Sherlock kissed the top of her head and set her back with a smile. “Okay. Let’s get this done.” He patted her belly again and went back to the kitchen.
Whether it was a dumb idea or not, she was pregnant. Once she saw the test result, that was when it really hit her that having a baby while she was a fucking calamity of a human being might not have been her most intelligent decision ever. But Sherlock wanted it so much, he was so happy, so devoted, so protective, so perfectly loving, that she couldn’t manage to really freak out about it.
It was kind of cool, too, to be pregnant when other women she knew were.

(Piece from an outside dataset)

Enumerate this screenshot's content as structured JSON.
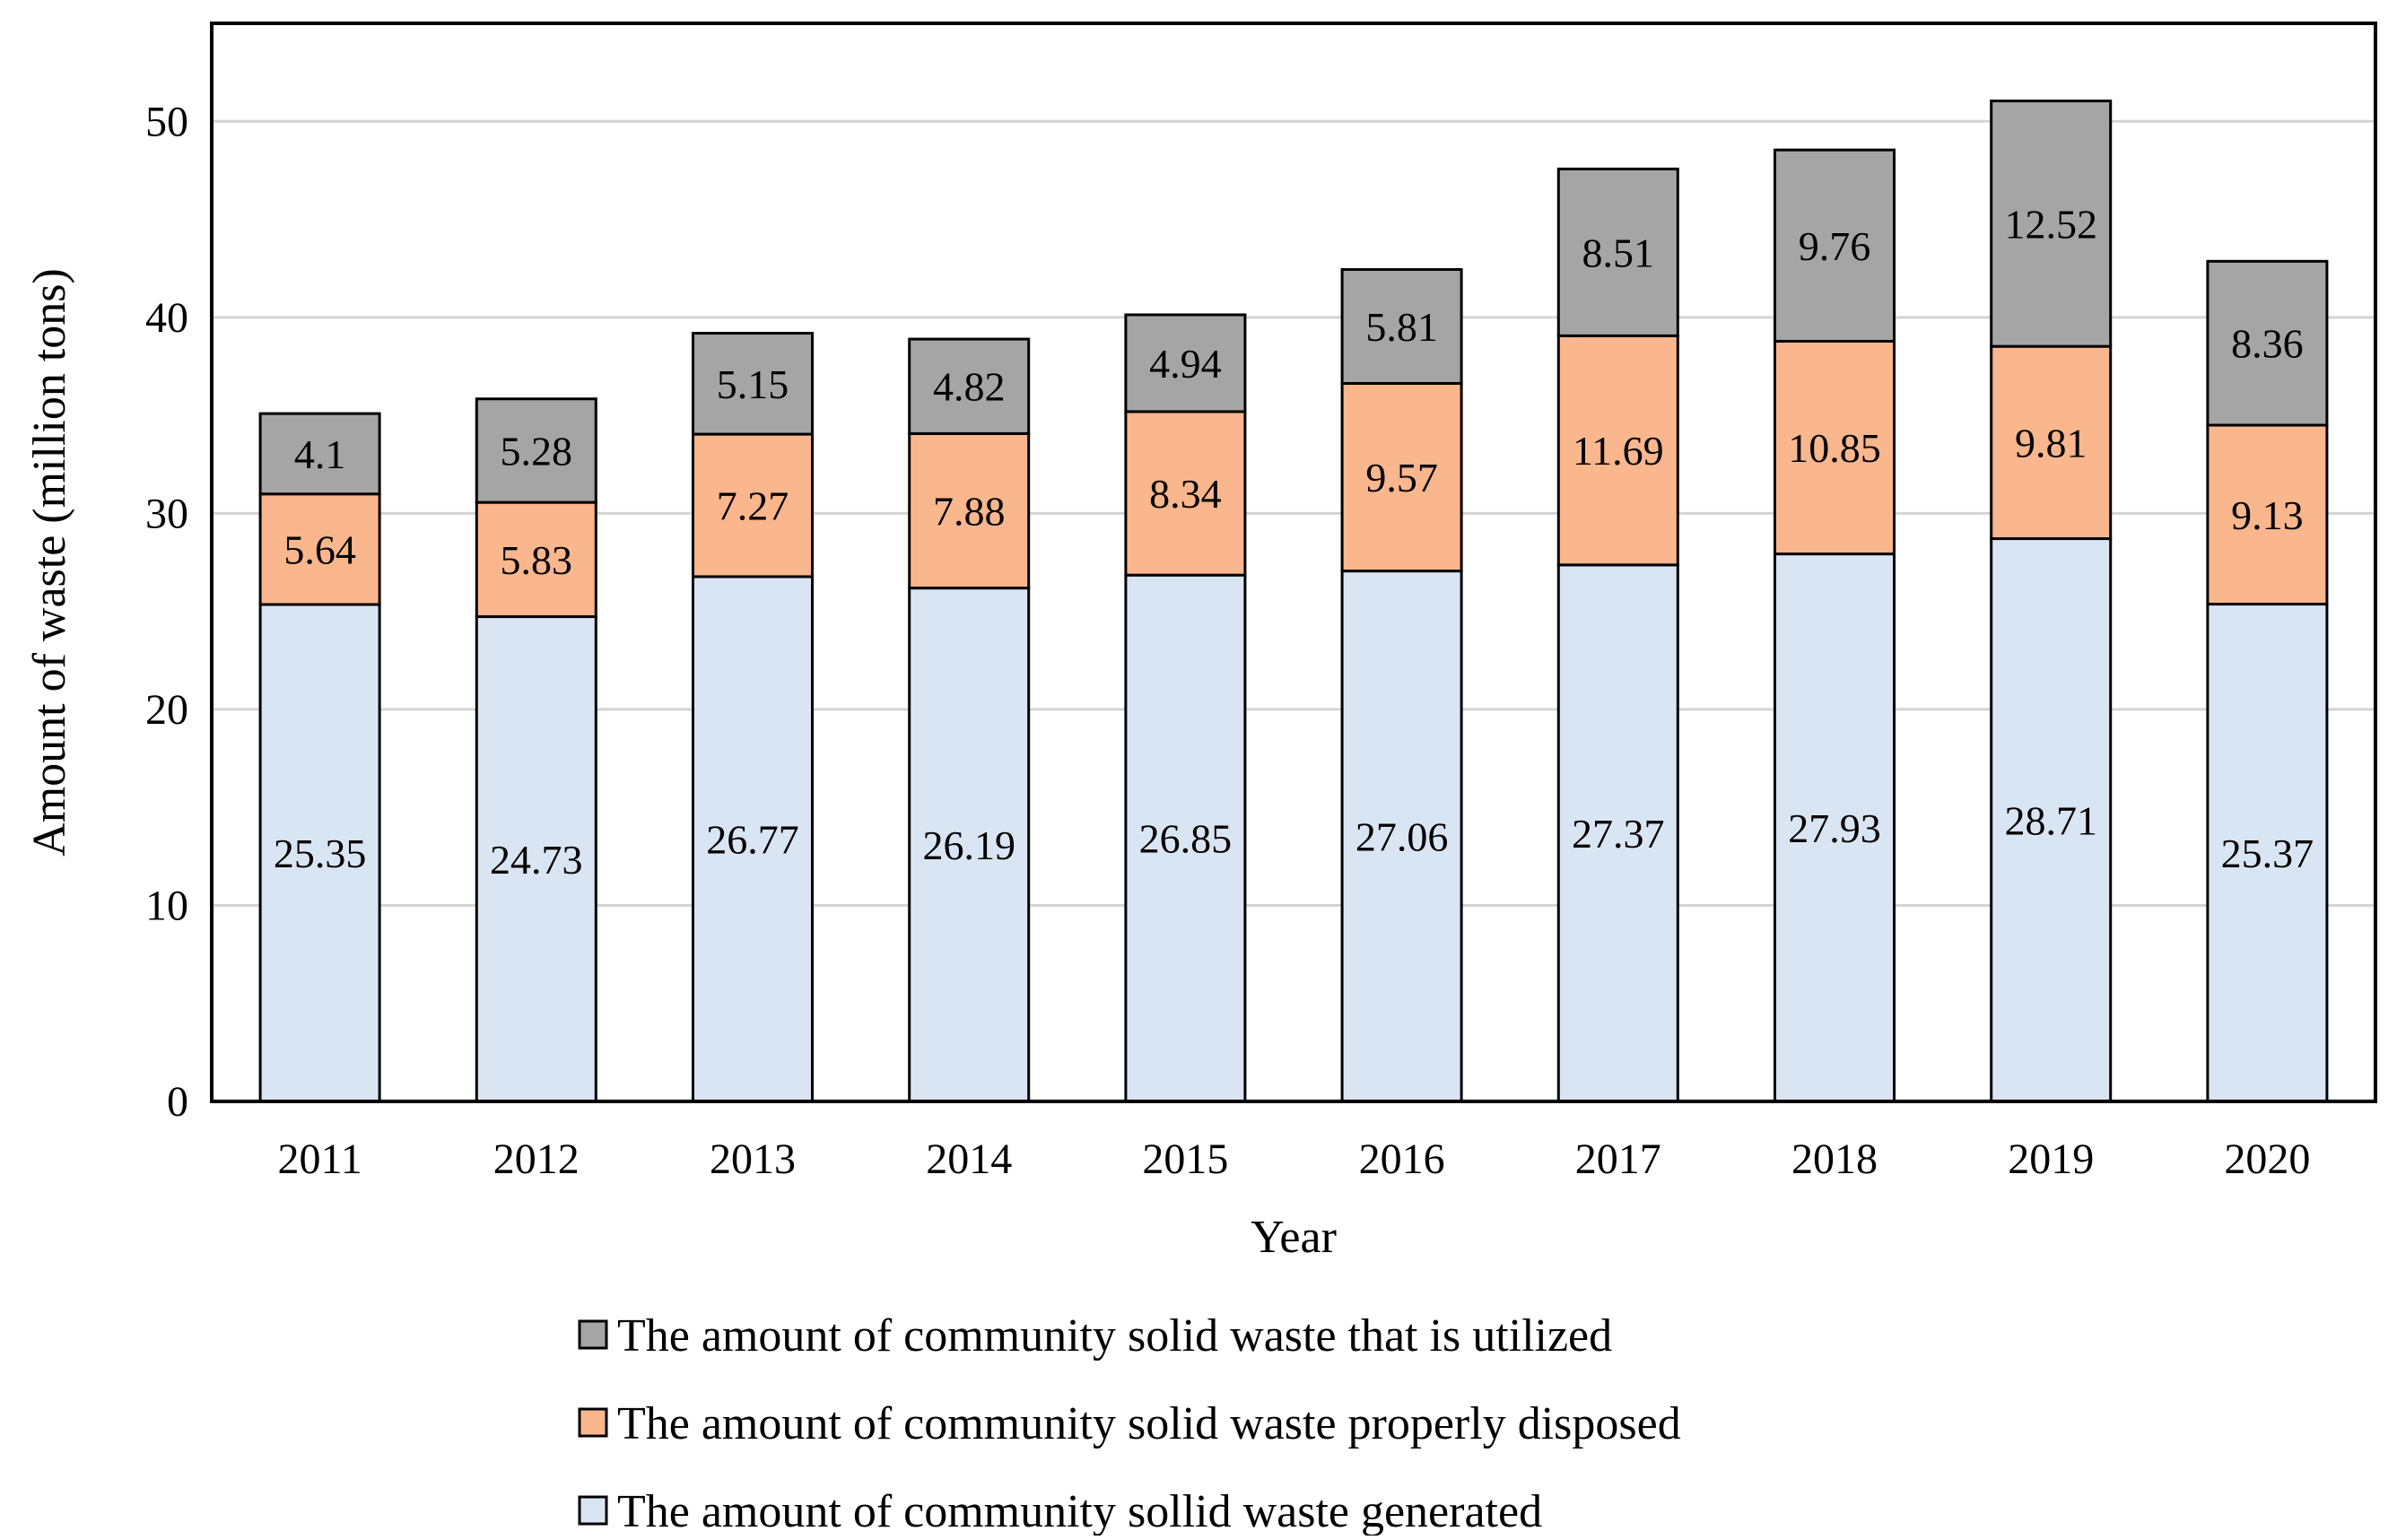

Faith was due in April, only a few weeks before she was, and Juliana’s little girl was due in December. Sadie had taken to studying all the Horde mothers very closely. And she’d started babysitting Ezra. Just a couple of afternoons a week; Bibi had him the rest of the time. She liked the practice, and she liked the baby. It gave her some little confidence that maybe she could be okay as a mom.
At six months old, Ezra had gotten through the colic stage. He was sitting up and starting to play with toys and people. He loved to watch the other club kids. All the Horde had been together at Hoosier and Bibi’s house for a Sunday dinner the first time he’d laughed. Sid had collapsed into sobs at the sound.
Sid was what scared Sadie most of all about having a baby. She was an emotional yo-yo, and she always seemed tired and stressed. From what Sadie could tell from the way the women talked, Sid had been pretty calm and cool before Ezra.
Sadie was starting out a wreck. If she had trouble like Sid was having trouble…well, then, good thing she hadn’t let Sherlock throw away her box.
That had been their worst fight so far. A real one. He could not understand why she needed that box; he could not understand how having
it made it less likely that she’d self-harm, not more. She’d fought him harder than she ever had before, because that was a fight she’d needed to win, reasonable or not.
He’d hated giving in; she’d seen in his eyes that he thought he was letting her down by giving up that fight. But he was wrong. Until she could give the box up herself, she needed it. Him forcing the point would only make her need it more.
She hadn’t needed it since that night she’d carved up her arms, though. Barely a twitch of that need since.